Published in final edited form as: Science. 2018 Jun 8;360(6393):eaar6343. doi: 10.1126/science.aar6343

Fig. 1. Assembly and annotation of great ape genomes.

Fig. 1.

a) Comparison of genome sequence contiguity. Chromosome 3 contiguity is compared among the great ape genome assemblies by alignment to GRCh38. Contigs larger (blue) and smaller (green) than 3 Mbp are compared with the position of segmental duplications (SDs >50 kbp, orange) shown in the reference ideogram. b) Scatterplot of syntenic-alignment block lengths (x-axis) against GRCh38 vs. contig N50 (y-axis) of the great ape assemblies. The SMRT assemblies are Clint_PTRv1, Susie_PABv1, GSMRT3.2, CHM13_HSAv1, and YRI_HSAv1. The previous reference genomes are ponAbe2 (GCF_000001545.3), gorGor4 (GCA_000151905.3), panTro2 (GCF_000001515.2), panTro3 (GCA_000001515.3), panTro4 (GCA_000001515.4), and panTro5 (GCA_000001515.5). c) Full-length assembled transcripts mapped to Clint_PTRv1 and panTro3. Each point denotes the number of bases/transcript matching the two assemblies. Repeat content is indicated by gray shading of the points. While the majority of transcripts map well to both assemblies (Pearson’s correlation = 0.95), the subset of differentially mapped transcripts (12,724; 60% of 21,118) aligns better to Clint_PTRv1 (dots above the blue dashed line).
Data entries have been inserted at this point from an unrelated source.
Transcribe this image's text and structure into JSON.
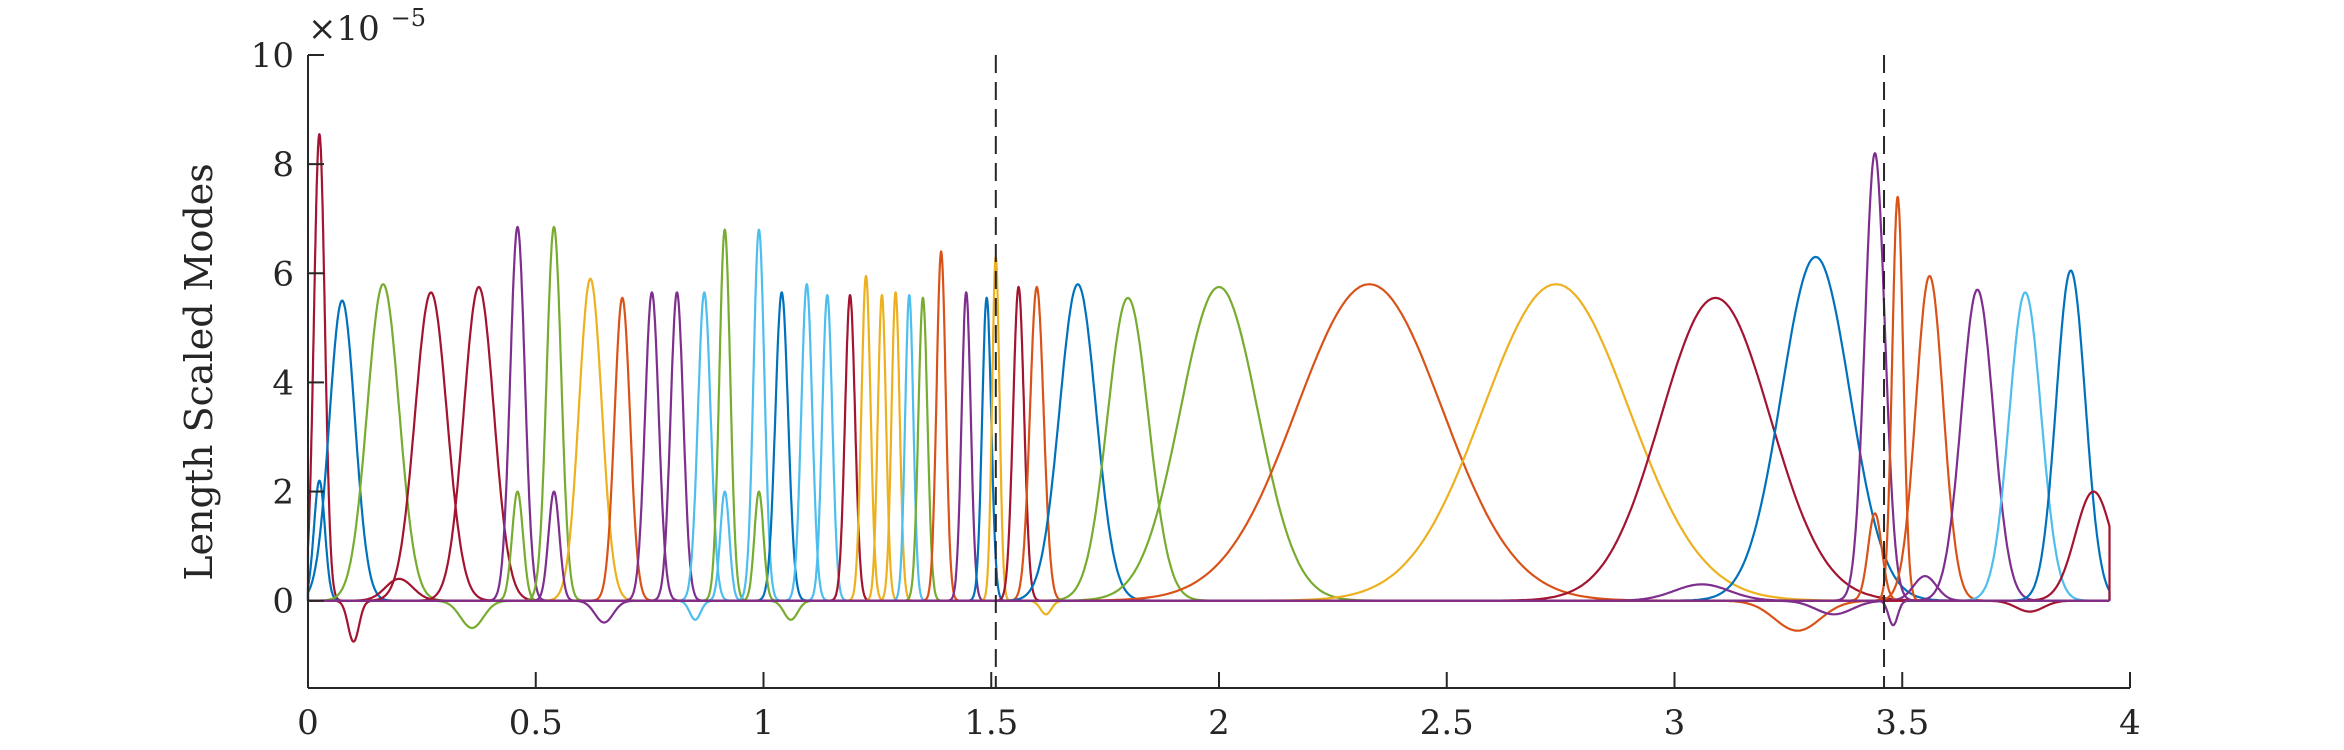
{
  "chart_data": {
    "type": "line",
    "title": "",
    "xlabel": "",
    "ylabel": "Length Scaled Modes",
    "y_exponent_base": "×10",
    "y_exponent_power": "−5",
    "xlim": [
      0,
      4
    ],
    "ylim": [
      -1.6,
      10
    ],
    "xticks": [
      0,
      0.5,
      1,
      1.5,
      2,
      2.5,
      3,
      3.5,
      4
    ],
    "xtick_labels": [
      "0",
      "0.5",
      "1",
      "1.5",
      "2",
      "2.5",
      "3",
      "3.5",
      "4"
    ],
    "yticks": [
      0,
      2,
      4,
      6,
      8,
      10
    ],
    "ytick_labels": [
      "0",
      "2",
      "4",
      "6",
      "8",
      "10"
    ],
    "grid": false,
    "legend": "none",
    "vertical_dashed_lines_x": [
      1.51,
      3.46
    ],
    "series_colors": [
      "#0072BD",
      "#D95319",
      "#EDB120",
      "#7E2F8E",
      "#77AC30",
      "#4DBEEE",
      "#A2142F"
    ],
    "series": [
      {
        "peak_x": 0.025,
        "peak": 8.55,
        "width": 0.012,
        "color": "#A2142F"
      },
      {
        "peak_x": 0.025,
        "peak": 2.2,
        "width": 0.012,
        "color": "#0072BD"
      },
      {
        "peak_x": 0.075,
        "peak": 5.5,
        "width": 0.028,
        "color": "#0072BD"
      },
      {
        "peak_x": 0.165,
        "peak": 5.8,
        "width": 0.035,
        "color": "#77AC30"
      },
      {
        "peak_x": 0.27,
        "peak": 5.65,
        "width": 0.035,
        "color": "#A2142F"
      },
      {
        "peak_x": 0.375,
        "peak": 5.75,
        "width": 0.033,
        "color": "#A2142F"
      },
      {
        "peak_x": 0.46,
        "peak": 6.85,
        "width": 0.016,
        "color": "#7E2F8E"
      },
      {
        "peak_x": 0.54,
        "peak": 6.85,
        "width": 0.016,
        "color": "#77AC30"
      },
      {
        "peak_x": 0.62,
        "peak": 5.9,
        "width": 0.025,
        "color": "#EDB120"
      },
      {
        "peak_x": 0.69,
        "peak": 5.55,
        "width": 0.017,
        "color": "#D95319"
      },
      {
        "peak_x": 0.755,
        "peak": 5.65,
        "width": 0.015,
        "color": "#7E2F8E"
      },
      {
        "peak_x": 0.81,
        "peak": 5.65,
        "width": 0.014,
        "color": "#7E2F8E"
      },
      {
        "peak_x": 0.87,
        "peak": 5.65,
        "width": 0.014,
        "color": "#4DBEEE"
      },
      {
        "peak_x": 0.915,
        "peak": 6.8,
        "width": 0.012,
        "color": "#77AC30"
      },
      {
        "peak_x": 0.99,
        "peak": 6.8,
        "width": 0.012,
        "color": "#4DBEEE"
      },
      {
        "peak_x": 1.04,
        "peak": 5.65,
        "width": 0.014,
        "color": "#0072BD"
      },
      {
        "peak_x": 1.095,
        "peak": 5.8,
        "width": 0.012,
        "color": "#4DBEEE"
      },
      {
        "peak_x": 1.14,
        "peak": 5.6,
        "width": 0.011,
        "color": "#4DBEEE"
      },
      {
        "peak_x": 1.19,
        "peak": 5.6,
        "width": 0.011,
        "color": "#A2142F"
      },
      {
        "peak_x": 1.225,
        "peak": 5.95,
        "width": 0.01,
        "color": "#EDB120"
      },
      {
        "peak_x": 1.26,
        "peak": 5.6,
        "width": 0.009,
        "color": "#EDB120"
      },
      {
        "peak_x": 1.29,
        "peak": 5.65,
        "width": 0.009,
        "color": "#EDB120"
      },
      {
        "peak_x": 1.32,
        "peak": 5.6,
        "width": 0.009,
        "color": "#4DBEEE"
      },
      {
        "peak_x": 1.35,
        "peak": 5.55,
        "width": 0.01,
        "color": "#77AC30"
      },
      {
        "peak_x": 1.39,
        "peak": 6.4,
        "width": 0.01,
        "color": "#D95319"
      },
      {
        "peak_x": 1.445,
        "peak": 5.65,
        "width": 0.01,
        "color": "#7E2F8E"
      },
      {
        "peak_x": 1.49,
        "peak": 5.55,
        "width": 0.01,
        "color": "#0072BD"
      },
      {
        "peak_x": 1.51,
        "peak": 6.3,
        "width": 0.008,
        "color": "#EDB120"
      },
      {
        "peak_x": 1.56,
        "peak": 5.75,
        "width": 0.012,
        "color": "#A2142F"
      },
      {
        "peak_x": 1.6,
        "peak": 5.75,
        "width": 0.015,
        "color": "#D95319"
      },
      {
        "peak_x": 1.69,
        "peak": 5.8,
        "width": 0.04,
        "color": "#0072BD"
      },
      {
        "peak_x": 1.8,
        "peak": 5.55,
        "width": 0.045,
        "color": "#77AC30"
      },
      {
        "peak_x": 2.0,
        "peak": 5.75,
        "width": 0.085,
        "color": "#77AC30"
      },
      {
        "peak_x": 2.33,
        "peak": 5.8,
        "width": 0.16,
        "color": "#D95319"
      },
      {
        "peak_x": 2.74,
        "peak": 5.8,
        "width": 0.16,
        "color": "#EDB120"
      },
      {
        "peak_x": 3.09,
        "peak": 5.55,
        "width": 0.12,
        "color": "#A2142F"
      },
      {
        "peak_x": 3.31,
        "peak": 6.3,
        "width": 0.075,
        "color": "#0072BD"
      },
      {
        "peak_x": 3.44,
        "peak": 8.2,
        "width": 0.022,
        "color": "#7E2F8E"
      },
      {
        "peak_x": 3.49,
        "peak": 7.4,
        "width": 0.012,
        "color": "#D95319"
      },
      {
        "peak_x": 3.56,
        "peak": 5.95,
        "width": 0.03,
        "color": "#D95319"
      },
      {
        "peak_x": 3.665,
        "peak": 5.7,
        "width": 0.035,
        "color": "#7E2F8E"
      },
      {
        "peak_x": 3.77,
        "peak": 5.65,
        "width": 0.035,
        "color": "#4DBEEE"
      },
      {
        "peak_x": 3.87,
        "peak": 6.05,
        "width": 0.032,
        "color": "#0072BD"
      },
      {
        "peak_x": 3.92,
        "peak": 2.0,
        "width": 0.04,
        "color": "#A2142F"
      },
      {
        "peak_x": 0.46,
        "peak": 2.0,
        "width": 0.012,
        "color": "#77AC30"
      },
      {
        "peak_x": 0.54,
        "peak": 2.0,
        "width": 0.012,
        "color": "#7E2F8E"
      },
      {
        "peak_x": 0.915,
        "peak": 2.0,
        "width": 0.01,
        "color": "#4DBEEE"
      },
      {
        "peak_x": 0.99,
        "peak": 2.0,
        "width": 0.01,
        "color": "#77AC30"
      },
      {
        "peak_x": 3.44,
        "peak": 1.6,
        "width": 0.015,
        "color": "#D95319"
      },
      {
        "peak_x": 3.55,
        "peak": 0.45,
        "width": 0.025,
        "color": "#7E2F8E"
      },
      {
        "peak_x": 0.2,
        "peak": 0.4,
        "width": 0.03,
        "color": "#A2142F"
      },
      {
        "peak_x": 0.1,
        "peak": -0.75,
        "width": 0.012,
        "color": "#A2142F"
      },
      {
        "peak_x": 0.36,
        "peak": -0.5,
        "width": 0.025,
        "color": "#77AC30"
      },
      {
        "peak_x": 0.65,
        "peak": -0.4,
        "width": 0.02,
        "color": "#7E2F8E"
      },
      {
        "peak_x": 0.85,
        "peak": -0.35,
        "width": 0.012,
        "color": "#4DBEEE"
      },
      {
        "peak_x": 1.06,
        "peak": -0.35,
        "width": 0.015,
        "color": "#77AC30"
      },
      {
        "peak_x": 1.62,
        "peak": -0.25,
        "width": 0.012,
        "color": "#EDB120"
      },
      {
        "peak_x": 3.06,
        "peak": 0.3,
        "width": 0.06,
        "color": "#7E2F8E"
      },
      {
        "peak_x": 3.27,
        "peak": -0.55,
        "width": 0.05,
        "color": "#D95319"
      },
      {
        "peak_x": 3.35,
        "peak": -0.25,
        "width": 0.04,
        "color": "#7E2F8E"
      },
      {
        "peak_x": 3.78,
        "peak": -0.2,
        "width": 0.03,
        "color": "#A2142F"
      },
      {
        "peak_x": 3.48,
        "peak": -0.45,
        "width": 0.01,
        "color": "#7E2F8E"
      }
    ]
  }
}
The histogram inset shows the effect, per transcript, with a total of 4.8 Mbp more bases aligned to Clint_PTRv1. d) Comparative Annotation Toolkit (CAT) was used to project transcripts from GRCh38 to Clint_PTRv1, panTro3, Susie_PABv1, and ponAbe2. Alignment coverage and identity were compared for orthologous transcripts found in each assembly pair. The boxplots (left) summarize TransMap differences between the short-read and SMRT assemblies in terms of coverage and identity. The shaded portion of the bar plots (right) represents alignments, which had identical coverage or identity in both assemblies.